Position 2 is justified because when you simulate 2b it on a computer 
you can see, operating inside it, what constitutes the observation 
system of the scientist) ... it produces a scientist with a scientific 
observation system. That observation system reveals the natural world to 
be behaving 'as-if' math 1a was driving it, when in reality it is not. 
Thus the chronic problem is of position 1 behaviour is solved. Instead 
of "many" extra worlds... you only need 1. ... all the while MWI remains 
just as predictive.

I understand your position on the matter, but I wonder as to the 
psychology of it in general.

Let's posit position 2 as the real epistemic option for scientists 
inside a natural world. Lets say the 'hard problem' of explaining 
scientists is solved by position 2 work in the year 2050 when simulation 
can handle 40 orders of magnitude of detail....Let's say in 2075 a 
historian is characterising the mindset of 20th century physics.
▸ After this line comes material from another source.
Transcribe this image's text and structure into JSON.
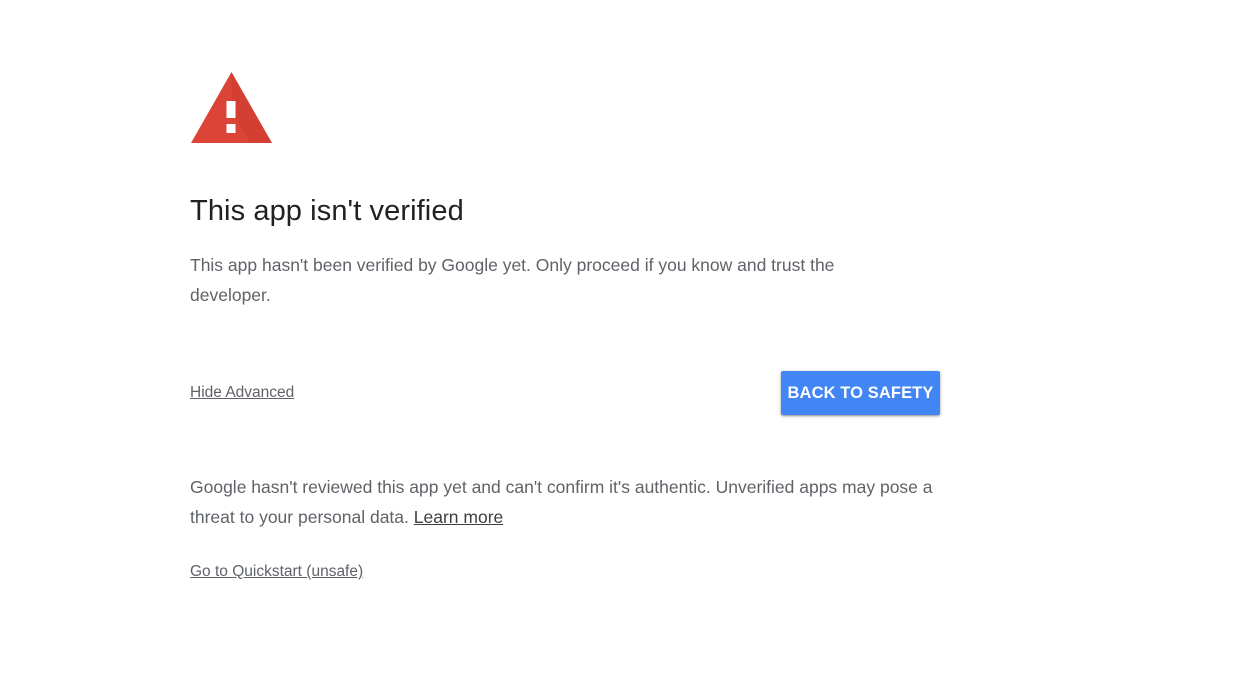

What 
they describe is an entire century of unjustified self-deception 
promulgated by a kind of systemic practical religious behaviour which is 
denied, by the physicists/mathematicians, in *omission*. That is, their 
tacit subscription to position 1 is affirmed by a failure to act 
according to position 2 when the explanatory failure of position 1 has 
been in place for over 2000 years, but "was well defined and broadcast 
widely in a cross-disciplinary sense, only in the last decade of the 
20th century".

MWI is an example of a position 1 belief system (tacitly held because 
position 2 is not even discussed). I am fairly sure that there's going 
to be a whole pile of "what were we thinking!??" exclamations in the 

I am also fairly sure that physics and mathematics are going to have to 
change the way people are recruited. Those whose mental dexterity is (a) 
confined to abstract symbol manipulation are going to have to be more 
balanced by (b) those who's multidimensional visualisation and other 
projection/imaginative skills, who might find abstract symbolic math a 
pain in the butt.. Neither is 'best', it's just that (a) seems to 
dominate for quite understandable reaons.... I am fairly sure that the 
education tends to weed out (b)-style thinkers.. That would be my 
'diagnosis' in this little hypothetical 2075 history.

food for thought.... I hope that position1 (eg MWI) thinkers (yes even 
tacitly!) have a think about what a position-2-future may write about 
you. It's a fascinating state of affairs.